Na Munkebäcksgatan 28C, w Göteborgu znajdziemy dwupokojowy lokal, o łącznej powierzchni 34 metrów kwadratowych. Jak na tak niewielką powierzchnię, salon z aneksem kuchennym, sypialnia, antresola, spory przedpokój i łazienka wydają się niezłym wyczynem. Brak tu co prawda balkoniku, ale wyglądając przez okna, również można się nieźle zrelaksować. Ten mini apartament zlokalizowany jest bowiem bardzo blisko natury, tuż przy leśnej ścieżynce. Równocześnie z tego punktu właściciele docierają do centrum w zaledwie 10 minut. Z opowieści o otoczeniu, przechodzę jednak do wnętrza, bo wiem, że ta historia interesuje Was bardziej.
Salon z antresolą
Aranżacja małego pokoju na poddaszu, w którym dodatkowo występują mocne skosy, to nie lada wyzwanie. Zamiast załamywać ręce i wyjść z założenia, że z taką przestrzenią po prostu nic nie da się zrobić, warto „w internetach” odpalić mieszkania na poddaszu zaprojektowane przez Szwedów – nadzieja natychmiast powraca.
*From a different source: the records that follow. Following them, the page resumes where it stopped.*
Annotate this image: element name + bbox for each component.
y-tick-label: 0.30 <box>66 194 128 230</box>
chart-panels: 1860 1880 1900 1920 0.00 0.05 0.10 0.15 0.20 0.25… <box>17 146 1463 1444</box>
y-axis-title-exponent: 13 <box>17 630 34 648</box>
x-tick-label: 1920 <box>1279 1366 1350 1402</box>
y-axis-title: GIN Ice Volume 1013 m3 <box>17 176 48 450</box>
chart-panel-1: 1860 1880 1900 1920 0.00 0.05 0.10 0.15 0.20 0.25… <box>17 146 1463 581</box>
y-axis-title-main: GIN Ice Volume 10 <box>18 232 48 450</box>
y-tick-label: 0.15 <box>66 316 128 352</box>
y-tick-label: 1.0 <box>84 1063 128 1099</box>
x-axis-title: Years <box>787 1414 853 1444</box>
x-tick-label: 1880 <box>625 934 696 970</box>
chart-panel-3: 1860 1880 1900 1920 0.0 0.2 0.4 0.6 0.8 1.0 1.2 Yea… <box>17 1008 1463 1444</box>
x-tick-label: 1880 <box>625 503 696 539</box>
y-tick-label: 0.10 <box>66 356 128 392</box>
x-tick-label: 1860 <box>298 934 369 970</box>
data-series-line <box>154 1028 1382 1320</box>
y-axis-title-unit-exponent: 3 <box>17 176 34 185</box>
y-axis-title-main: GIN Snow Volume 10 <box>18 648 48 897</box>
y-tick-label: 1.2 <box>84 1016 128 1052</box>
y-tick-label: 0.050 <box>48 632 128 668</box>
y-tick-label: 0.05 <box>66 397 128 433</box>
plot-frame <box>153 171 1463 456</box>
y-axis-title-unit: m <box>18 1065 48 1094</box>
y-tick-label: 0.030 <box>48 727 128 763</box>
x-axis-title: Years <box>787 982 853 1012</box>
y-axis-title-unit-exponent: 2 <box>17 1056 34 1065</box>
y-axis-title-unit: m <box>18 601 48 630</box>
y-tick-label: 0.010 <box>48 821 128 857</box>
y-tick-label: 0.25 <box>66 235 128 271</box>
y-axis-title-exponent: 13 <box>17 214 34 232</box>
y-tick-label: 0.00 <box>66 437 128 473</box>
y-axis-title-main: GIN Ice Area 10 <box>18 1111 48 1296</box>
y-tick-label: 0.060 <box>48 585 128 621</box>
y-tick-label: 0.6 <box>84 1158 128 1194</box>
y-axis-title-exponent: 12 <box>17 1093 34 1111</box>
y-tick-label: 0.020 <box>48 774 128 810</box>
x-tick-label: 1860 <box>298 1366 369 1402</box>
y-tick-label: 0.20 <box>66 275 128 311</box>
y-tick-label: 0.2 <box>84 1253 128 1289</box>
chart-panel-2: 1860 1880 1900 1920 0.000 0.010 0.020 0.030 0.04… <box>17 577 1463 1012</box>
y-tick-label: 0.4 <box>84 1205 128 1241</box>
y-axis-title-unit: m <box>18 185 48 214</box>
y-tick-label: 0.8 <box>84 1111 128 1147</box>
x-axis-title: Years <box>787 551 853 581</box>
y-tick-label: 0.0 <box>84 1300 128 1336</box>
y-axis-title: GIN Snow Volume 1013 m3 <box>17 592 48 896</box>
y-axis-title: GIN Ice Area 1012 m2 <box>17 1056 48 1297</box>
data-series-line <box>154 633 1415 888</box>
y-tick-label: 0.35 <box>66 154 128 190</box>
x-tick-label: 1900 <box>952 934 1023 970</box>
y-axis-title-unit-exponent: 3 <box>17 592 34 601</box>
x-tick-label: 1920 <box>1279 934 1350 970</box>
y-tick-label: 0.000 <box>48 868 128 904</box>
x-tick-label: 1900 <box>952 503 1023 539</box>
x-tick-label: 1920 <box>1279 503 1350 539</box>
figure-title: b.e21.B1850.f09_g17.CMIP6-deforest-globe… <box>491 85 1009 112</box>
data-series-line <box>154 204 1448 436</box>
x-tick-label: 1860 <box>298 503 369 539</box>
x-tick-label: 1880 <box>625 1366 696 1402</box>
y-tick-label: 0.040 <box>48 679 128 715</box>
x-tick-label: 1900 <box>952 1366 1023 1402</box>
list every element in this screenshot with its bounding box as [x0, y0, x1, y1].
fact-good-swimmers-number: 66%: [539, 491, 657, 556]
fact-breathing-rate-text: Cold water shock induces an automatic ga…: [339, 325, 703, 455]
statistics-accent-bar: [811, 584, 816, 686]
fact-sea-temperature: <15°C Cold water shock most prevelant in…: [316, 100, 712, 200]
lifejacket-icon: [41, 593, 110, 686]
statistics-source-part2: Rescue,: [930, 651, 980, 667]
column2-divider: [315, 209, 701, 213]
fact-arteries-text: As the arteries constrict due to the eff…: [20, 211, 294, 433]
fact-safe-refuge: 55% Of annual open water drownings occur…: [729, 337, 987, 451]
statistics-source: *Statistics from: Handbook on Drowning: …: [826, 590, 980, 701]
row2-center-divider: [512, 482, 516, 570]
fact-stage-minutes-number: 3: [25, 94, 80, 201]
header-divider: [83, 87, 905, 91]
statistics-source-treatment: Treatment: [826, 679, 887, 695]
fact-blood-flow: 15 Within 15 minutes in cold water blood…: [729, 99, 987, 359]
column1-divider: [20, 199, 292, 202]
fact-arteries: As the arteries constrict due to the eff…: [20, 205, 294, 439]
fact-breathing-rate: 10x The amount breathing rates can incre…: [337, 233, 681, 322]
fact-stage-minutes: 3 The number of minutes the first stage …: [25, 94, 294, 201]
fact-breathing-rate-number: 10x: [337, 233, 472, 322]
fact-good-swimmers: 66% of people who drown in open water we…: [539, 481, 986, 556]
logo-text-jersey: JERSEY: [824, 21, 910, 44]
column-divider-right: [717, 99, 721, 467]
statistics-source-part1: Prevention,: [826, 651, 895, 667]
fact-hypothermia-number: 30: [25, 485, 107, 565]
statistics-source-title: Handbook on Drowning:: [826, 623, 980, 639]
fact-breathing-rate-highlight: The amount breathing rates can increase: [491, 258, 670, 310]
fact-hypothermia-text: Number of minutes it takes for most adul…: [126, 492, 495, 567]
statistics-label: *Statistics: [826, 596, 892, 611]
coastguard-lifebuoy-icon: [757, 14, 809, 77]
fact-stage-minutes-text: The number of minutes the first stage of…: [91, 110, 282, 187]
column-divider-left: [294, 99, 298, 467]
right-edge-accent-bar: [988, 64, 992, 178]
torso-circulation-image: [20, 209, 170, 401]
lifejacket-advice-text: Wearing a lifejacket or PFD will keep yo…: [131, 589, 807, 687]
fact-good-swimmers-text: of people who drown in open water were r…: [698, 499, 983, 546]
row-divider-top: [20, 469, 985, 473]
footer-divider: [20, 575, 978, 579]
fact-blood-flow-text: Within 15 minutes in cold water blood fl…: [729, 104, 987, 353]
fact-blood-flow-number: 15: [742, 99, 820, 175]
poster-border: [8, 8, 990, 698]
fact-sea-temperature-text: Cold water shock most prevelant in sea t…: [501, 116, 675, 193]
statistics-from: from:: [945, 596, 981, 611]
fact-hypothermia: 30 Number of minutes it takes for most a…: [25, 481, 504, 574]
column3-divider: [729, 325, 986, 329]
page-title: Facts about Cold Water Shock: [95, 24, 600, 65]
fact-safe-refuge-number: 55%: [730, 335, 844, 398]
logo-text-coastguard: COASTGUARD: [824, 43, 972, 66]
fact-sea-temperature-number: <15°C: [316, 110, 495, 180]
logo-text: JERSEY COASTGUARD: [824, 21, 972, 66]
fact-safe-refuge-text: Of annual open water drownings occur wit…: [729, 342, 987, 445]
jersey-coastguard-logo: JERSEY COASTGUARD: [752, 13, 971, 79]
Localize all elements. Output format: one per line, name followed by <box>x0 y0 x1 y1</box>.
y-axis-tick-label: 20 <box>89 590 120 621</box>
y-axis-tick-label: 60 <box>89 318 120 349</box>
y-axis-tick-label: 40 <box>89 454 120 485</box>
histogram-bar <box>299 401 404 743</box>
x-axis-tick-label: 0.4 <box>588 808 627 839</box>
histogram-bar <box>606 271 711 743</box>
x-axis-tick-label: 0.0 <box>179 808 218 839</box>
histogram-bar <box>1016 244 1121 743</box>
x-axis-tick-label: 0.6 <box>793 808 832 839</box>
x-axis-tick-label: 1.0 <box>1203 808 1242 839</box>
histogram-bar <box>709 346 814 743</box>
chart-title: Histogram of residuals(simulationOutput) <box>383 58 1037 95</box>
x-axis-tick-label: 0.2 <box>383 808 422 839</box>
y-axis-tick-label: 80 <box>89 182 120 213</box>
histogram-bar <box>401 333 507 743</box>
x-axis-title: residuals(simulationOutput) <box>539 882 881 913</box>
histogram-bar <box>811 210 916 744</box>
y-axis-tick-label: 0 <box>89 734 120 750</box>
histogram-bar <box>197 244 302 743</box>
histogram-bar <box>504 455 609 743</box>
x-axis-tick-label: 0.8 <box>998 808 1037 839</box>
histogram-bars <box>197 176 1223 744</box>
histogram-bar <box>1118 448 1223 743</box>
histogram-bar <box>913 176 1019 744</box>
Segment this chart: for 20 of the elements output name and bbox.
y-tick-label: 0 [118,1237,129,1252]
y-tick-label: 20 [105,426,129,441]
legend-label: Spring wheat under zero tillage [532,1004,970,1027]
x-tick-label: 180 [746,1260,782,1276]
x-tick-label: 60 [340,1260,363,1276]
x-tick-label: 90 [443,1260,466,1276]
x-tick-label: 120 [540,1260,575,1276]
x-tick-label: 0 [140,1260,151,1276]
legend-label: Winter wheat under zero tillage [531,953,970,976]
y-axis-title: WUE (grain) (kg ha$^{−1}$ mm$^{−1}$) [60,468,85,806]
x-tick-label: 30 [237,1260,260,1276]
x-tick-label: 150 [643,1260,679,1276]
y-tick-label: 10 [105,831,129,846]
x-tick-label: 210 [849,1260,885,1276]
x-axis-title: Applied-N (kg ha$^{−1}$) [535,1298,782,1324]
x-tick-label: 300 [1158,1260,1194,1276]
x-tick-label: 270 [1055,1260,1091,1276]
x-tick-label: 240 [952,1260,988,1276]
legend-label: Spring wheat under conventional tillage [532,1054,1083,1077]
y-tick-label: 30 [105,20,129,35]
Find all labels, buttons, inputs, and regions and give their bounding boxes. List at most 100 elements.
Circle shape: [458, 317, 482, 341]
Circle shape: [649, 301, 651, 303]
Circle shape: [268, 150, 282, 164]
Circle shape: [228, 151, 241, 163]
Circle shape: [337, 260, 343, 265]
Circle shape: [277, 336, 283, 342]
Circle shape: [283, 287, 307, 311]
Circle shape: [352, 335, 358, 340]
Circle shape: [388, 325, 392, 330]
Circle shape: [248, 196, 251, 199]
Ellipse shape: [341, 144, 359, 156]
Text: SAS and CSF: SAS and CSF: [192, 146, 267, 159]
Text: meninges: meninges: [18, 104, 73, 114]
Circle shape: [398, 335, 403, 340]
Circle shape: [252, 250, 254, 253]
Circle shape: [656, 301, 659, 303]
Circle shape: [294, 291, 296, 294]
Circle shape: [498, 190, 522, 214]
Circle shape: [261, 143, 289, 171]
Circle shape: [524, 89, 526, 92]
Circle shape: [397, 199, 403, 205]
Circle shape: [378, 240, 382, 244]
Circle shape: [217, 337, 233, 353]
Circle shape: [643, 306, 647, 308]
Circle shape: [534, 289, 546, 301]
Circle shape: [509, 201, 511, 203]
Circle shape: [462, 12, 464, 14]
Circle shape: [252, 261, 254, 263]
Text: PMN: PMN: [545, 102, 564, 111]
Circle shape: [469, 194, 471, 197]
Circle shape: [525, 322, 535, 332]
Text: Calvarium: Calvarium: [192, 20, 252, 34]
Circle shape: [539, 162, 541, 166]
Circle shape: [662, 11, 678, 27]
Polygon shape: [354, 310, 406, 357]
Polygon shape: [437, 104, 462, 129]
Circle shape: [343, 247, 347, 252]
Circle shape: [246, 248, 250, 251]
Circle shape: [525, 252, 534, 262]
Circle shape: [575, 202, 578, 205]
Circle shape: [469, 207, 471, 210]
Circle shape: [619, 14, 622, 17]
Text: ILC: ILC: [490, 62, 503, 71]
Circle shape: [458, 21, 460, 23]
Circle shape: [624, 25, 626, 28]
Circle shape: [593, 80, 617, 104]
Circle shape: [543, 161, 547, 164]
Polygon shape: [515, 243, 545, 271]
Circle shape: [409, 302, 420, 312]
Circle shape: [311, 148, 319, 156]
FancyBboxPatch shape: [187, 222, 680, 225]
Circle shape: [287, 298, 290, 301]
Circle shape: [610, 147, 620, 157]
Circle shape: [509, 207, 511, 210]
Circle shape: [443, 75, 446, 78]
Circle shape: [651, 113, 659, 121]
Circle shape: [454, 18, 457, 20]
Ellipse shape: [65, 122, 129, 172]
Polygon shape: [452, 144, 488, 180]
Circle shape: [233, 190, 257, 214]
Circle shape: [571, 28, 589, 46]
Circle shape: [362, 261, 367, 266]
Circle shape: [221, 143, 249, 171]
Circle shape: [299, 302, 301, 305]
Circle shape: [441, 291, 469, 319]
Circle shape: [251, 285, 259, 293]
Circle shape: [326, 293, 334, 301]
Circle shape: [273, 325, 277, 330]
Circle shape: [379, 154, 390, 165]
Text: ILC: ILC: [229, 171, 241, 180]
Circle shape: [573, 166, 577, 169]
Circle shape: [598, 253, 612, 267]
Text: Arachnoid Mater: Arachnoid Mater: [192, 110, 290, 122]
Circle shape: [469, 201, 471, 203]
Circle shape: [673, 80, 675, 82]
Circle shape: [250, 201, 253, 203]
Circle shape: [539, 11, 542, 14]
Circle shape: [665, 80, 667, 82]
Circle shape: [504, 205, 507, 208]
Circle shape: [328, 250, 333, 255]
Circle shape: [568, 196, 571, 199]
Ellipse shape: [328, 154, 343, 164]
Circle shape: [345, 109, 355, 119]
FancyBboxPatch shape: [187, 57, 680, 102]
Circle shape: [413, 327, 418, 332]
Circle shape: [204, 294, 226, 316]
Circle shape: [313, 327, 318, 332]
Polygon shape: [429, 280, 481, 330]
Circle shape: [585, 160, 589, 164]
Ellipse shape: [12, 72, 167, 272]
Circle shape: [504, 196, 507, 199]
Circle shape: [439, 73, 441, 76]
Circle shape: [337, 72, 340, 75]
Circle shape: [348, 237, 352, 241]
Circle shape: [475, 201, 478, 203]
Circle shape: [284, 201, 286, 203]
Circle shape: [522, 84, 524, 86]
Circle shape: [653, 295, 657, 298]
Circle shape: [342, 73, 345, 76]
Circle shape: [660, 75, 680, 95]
Całkiem niezłym przykładem dobrze zorganizowanej przestrzeni jest lokal z dzisiejszego wpisu. Jego wnętrzom zdecydowanie sprzyja jasna kolorystyka, minimalna ilość przedmiotów, ultra prosty, skandynawski design i duża ilość naturalnego światła wpadająca przez pokaźnych rozmiarów okna. To chyba kluczowe elementy, które niemal zawsze optycznie powiększają taki metraż. Architekci zadbali również o subtelną przeciwwagę dla tej wszechobecnej bieli i rozmytych szarości. Podkreślenie drewnianych belek stropowych za pomocą czarnej farby sprawiło, że wzrok zamiast na lekko klaustrofobicznych spadach, koncentruje się na kontrastach. Czarne akcenty pojawiają się również w dodatkach oraz na niewielkich meblach. To zdecydowanie wprowadza do pomieszczenia urozmaicenie i charakterek.
Projektanci dobrze przemyśleli również sam rozkład wnętrza. Pod pochyłościami ulokowano wygodną kanapę z widokiem na małą galerię sztuki na przeciwległej ścianie. Znalazło się również miejsce na całkiem pokaźnych rozmiarów szklany stolik na czarnych, stalowych nóżkach.
Pod skosem umiejscowiono również kącik do jedzenia z rozkładanym stołem. Na co dzień niewielki blat jest absolutnie wystarczający dla dwójki mieszkańców. Natomiast kiedy zachodzi taka konieczność, właściciele wydłużają jego powierzchnię i dokładają krzesła. Tworzy nam się wtedy pełnoprawna jadalnia.
Wracając jednak do ściany z grafikami… tuż pod nią znalazła się granitowa ławeczka ze stalowymi nogami. Na niej umieszczono kilka prostych, monochromatycznych dodatków, które świetnie zgrywają się z pozostałymi elementami mieszkania. Uwagę przykuwa również drewniana drabina.
Aby dostać się na antresolę, właściciele muszą przemieścić drabinkę, zawieszając ją na drugim metalowym uchwycie. Dzięki temu na co dzień schodki nie wadzą nikomu, a od wielkiego dzwonu spełniają swoją rolę. Te drewniane stopnie pełnią funkcję nie tylko praktyczną, ale i estetyczną. Same w sobie stanowią dekorację i po prostu ciekawie prezentują się na ścianie.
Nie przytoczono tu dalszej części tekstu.